When it came time for Babette Haggerty to choose a preschool for her daughter, Sarah Brennan, who was born with a retinal disorder, she brought her to the Child Development Center (CDC) at Lighthouse International. The CDC is an integrated preschool that teaches visually impaired children learn alongside their sighted peers. “I wanted her to be able to learn, run, skip and jump with all of the other kids,” said Babette. “I want her to be challenged. I felt like the Lighthouse was going to challenge her.”
At the Lighthouse, Sarah, 5, learned to read, write, and improve her social skills by interacting with children of her own age. “They have been wonderful at teaching Sarah,” said Babette. “The background she was given has been tremendous. It was a loving and nurturing environment.”
On June 18, 2010, Sarah was one of the 19 visually impaired children who graduated from the CDC in a heartwarming ceremony. “Sarah is a child who clearly showed an excitement to learn new things in her classroom,” said Greg Santamoor, Principal of the CDC. “She has a great sense of humor and accomplished everything her teacher expected of her.”

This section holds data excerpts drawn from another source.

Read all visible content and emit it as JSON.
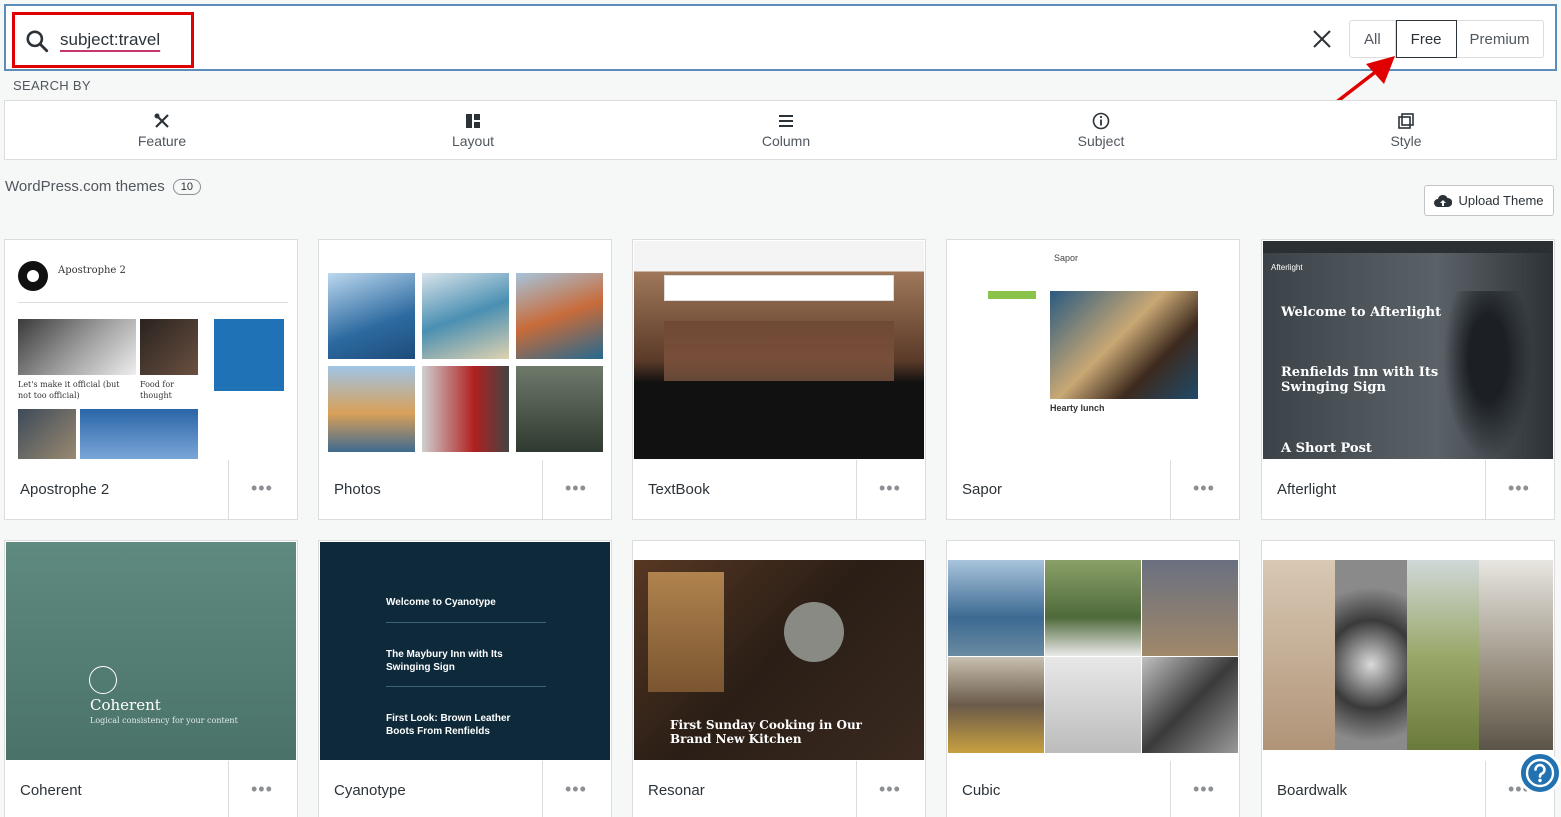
{
  "search": {
    "query": "subject:travel"
  },
  "filter_segments": {
    "all": "All",
    "free": "Free",
    "premium": "Premium",
    "active": "Free"
  },
  "search_by": {
    "label": "SEARCH BY",
    "items": [
      {
        "label": "Feature",
        "icon": "tools-icon"
      },
      {
        "label": "Layout",
        "icon": "layout-icon"
      },
      {
        "label": "Column",
        "icon": "column-icon"
      },
      {
        "label": "Subject",
        "icon": "info-icon"
      },
      {
        "label": "Style",
        "icon": "style-icon"
      }
    ]
  },
  "themes": {
    "heading": "WordPress.com themes",
    "count": "10",
    "upload_label": "Upload Theme",
    "items": [
      {
        "name": "Apostrophe 2"
      },
      {
        "name": "Photos"
      },
      {
        "name": "TextBook"
      },
      {
        "name": "Sapor"
      },
      {
        "name": "Afterlight"
      },
      {
        "name": "Coherent"
      },
      {
        "name": "Cyanotype"
      },
      {
        "name": "Resonar"
      },
      {
        "name": "Cubic"
      },
      {
        "name": "Boardwalk"
      }
    ]
  },
  "thumbnails": {
    "apostrophe": {
      "title": "Apostrophe 2",
      "post1": "Let's make it official (but not too official)",
      "post2": "Food for thought"
    },
    "afterlight": {
      "site": "Afterlight",
      "post1": "Welcome to Afterlight",
      "post2": "Renfields Inn with Its Swinging Sign",
      "post3": "A Short Post"
    },
    "sapor": {
      "site": "Sapor",
      "post": "Hearty lunch"
    },
    "coherent": {
      "title": "Coherent",
      "tagline": "Logical consistency for your content"
    },
    "cyanotype": {
      "post1": "Welcome to Cyanotype",
      "post2": "The Maybury Inn with Its Swinging Sign",
      "post3": "First Look: Brown Leather Boots From Renfields"
    },
    "resonar": {
      "post": "First Sunday Cooking in Our Brand New Kitchen"
    }
  },
  "colors": {
    "accent": "#2271b1",
    "highlight": "#e00000"
  }
}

Sarah’s graduation marks a turning point, as she is one of the many CDC graduates who transition towards being mainstreamed into the public school system. “I think for Sarah, mainstreaming is important,” Babette said. “I want her to be exposed to all sorts of people. I feel like she could handle it. Emotionally, she’s a tough girl.”
For Babette, providing Sarah with a public school education is as equally important as allowing her the opportunity to be independent and not use her visual impairment as a crutch. “I think it’s important that you don’t baby your child too much,” she said. “They have to learn how to fight their own battles and speak up for themselves.”
Sarah’s independence will commence this fall, as she starts kindergarten at P.S. 183 Robert Louis Stevenson School in Manhattan, N.Y. While Babette is anxious to see her daughter start school, she is confident that Sarah’s low vision won’t hinder her growth in the future. “I want her to maintain a positive outlook,” said Babette. “Just because you don’t see like other people, that’s not a reason not to move forward in your life and accomplish great things.”